In 2001, Grammy voters committed a crime against humanity by rewarding oldsters Steely Dan for their album Two Against Nature, which couldn’t even muster up radio play on classic rock stations, which trade in nostalgia, not new albums by old (very old) favorites. The Grammy voters compared it with Radiohead’s groundbreaking album Kid A and thought it was the superior music. The other choice that year could have been Eminem’s Marshall Mathers LP, which probably terrified Grammy voters.

Various Artists – Oh, Brother Where Art Thou? Soundtrack

My first thought about this win was literally, “what?” I mean, the movie was good and this is a nice album, full of excellent producing courtesy of the legendary T Bone Burnett. But it was 2001, Grammy voters need to reward the music of the time, not music that is literally out of time, don’t they? (Probably not) This polarizing win came at the expense of Outkast’s Stankonia.

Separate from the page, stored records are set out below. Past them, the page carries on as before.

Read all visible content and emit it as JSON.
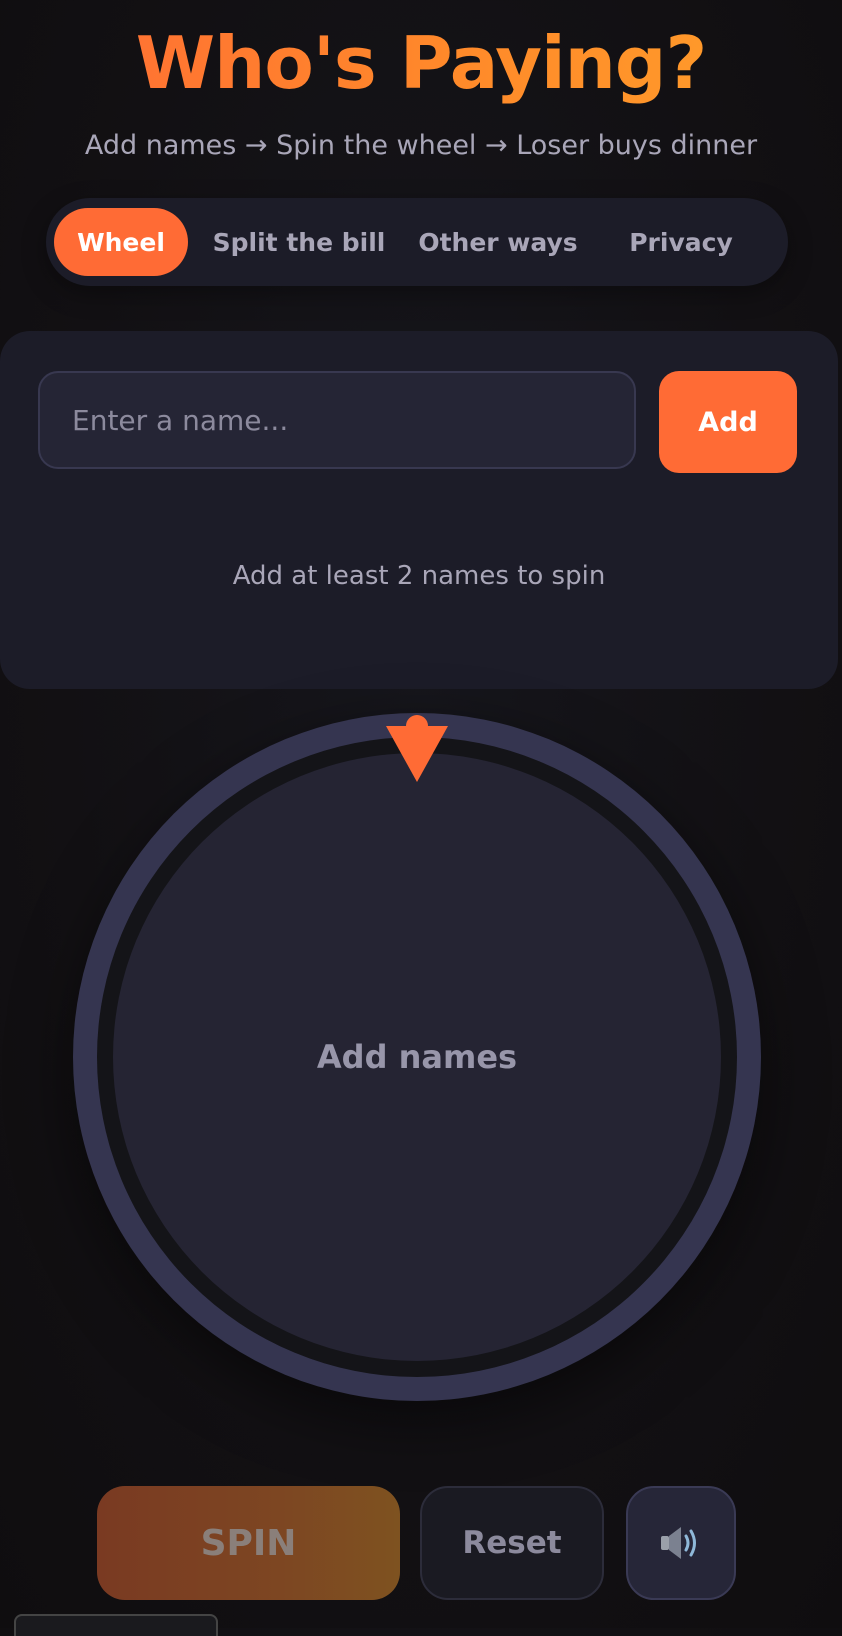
{
  "header": {
    "title": "Who's Paying?",
    "subtitle": "Add names → Spin the wheel → Loser buys dinner"
  },
  "tabs": [
    {
      "label": "Wheel",
      "active": true
    },
    {
      "label": "Split the bill",
      "active": false
    },
    {
      "label": "Other ways",
      "active": false
    },
    {
      "label": "Privacy",
      "active": false
    }
  ],
  "name_entry": {
    "placeholder": "Enter a name...",
    "value": "",
    "add_label": "Add",
    "hint": "Add at least 2 names to spin"
  },
  "wheel": {
    "empty_label": "Add names"
  },
  "controls": {
    "spin_label": "SPIN",
    "reset_label": "Reset",
    "sound_icon": "speaker-icon"
  },
  "colors": {
    "accent": "#ff6b35",
    "panel": "#1c1c28",
    "background": "#121013"
  }
}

Ray Charles and Various Artists – Genius Loves Company

Grammy voters proved yet again that they hate 21st century music in 2005. That year they bestowed another career achievement award in disgusting, giving a compilation album the award. The album was flush with big names and was released a few months after Charles died. However, two seminal albums vied for the trophy that year: Kanye West’s College Dropout and Green Day’s American Idiot. Both albums put a unique stamp on what it meant to be making music in America in the new century.

Christopher Cross – Christopher Cross

You can’t dispute that Christopher Cross’ debut album wasn’t a big hit. It dominated radio in 1981. The Grammy voters bestowed Cross with five awards for his soft-rock album of hits. However, two incredible albums walked away with nothing. Pink Floyd’s The Wall is still being played on college campuses everywhere. The Clash’s London Calling punctuated the era of punk rock, but it didn’t even garner a nomination.

Robert Plant & Alison Krauss – Raising Sand

In 2009, Grammy voters loved this album. It was by an artist they love (Alison Krauss) and one they hated and ignored when he was in an influential rock band (Led Zeppelin). Robert Plant is a singular singer, but this was a fairly pedestrian, defanged effort. Of course it beat out Radiohead’s In Rainbows, proving that Radiohead should finally get the win in 20 more years, when they do an unplugged banjo album.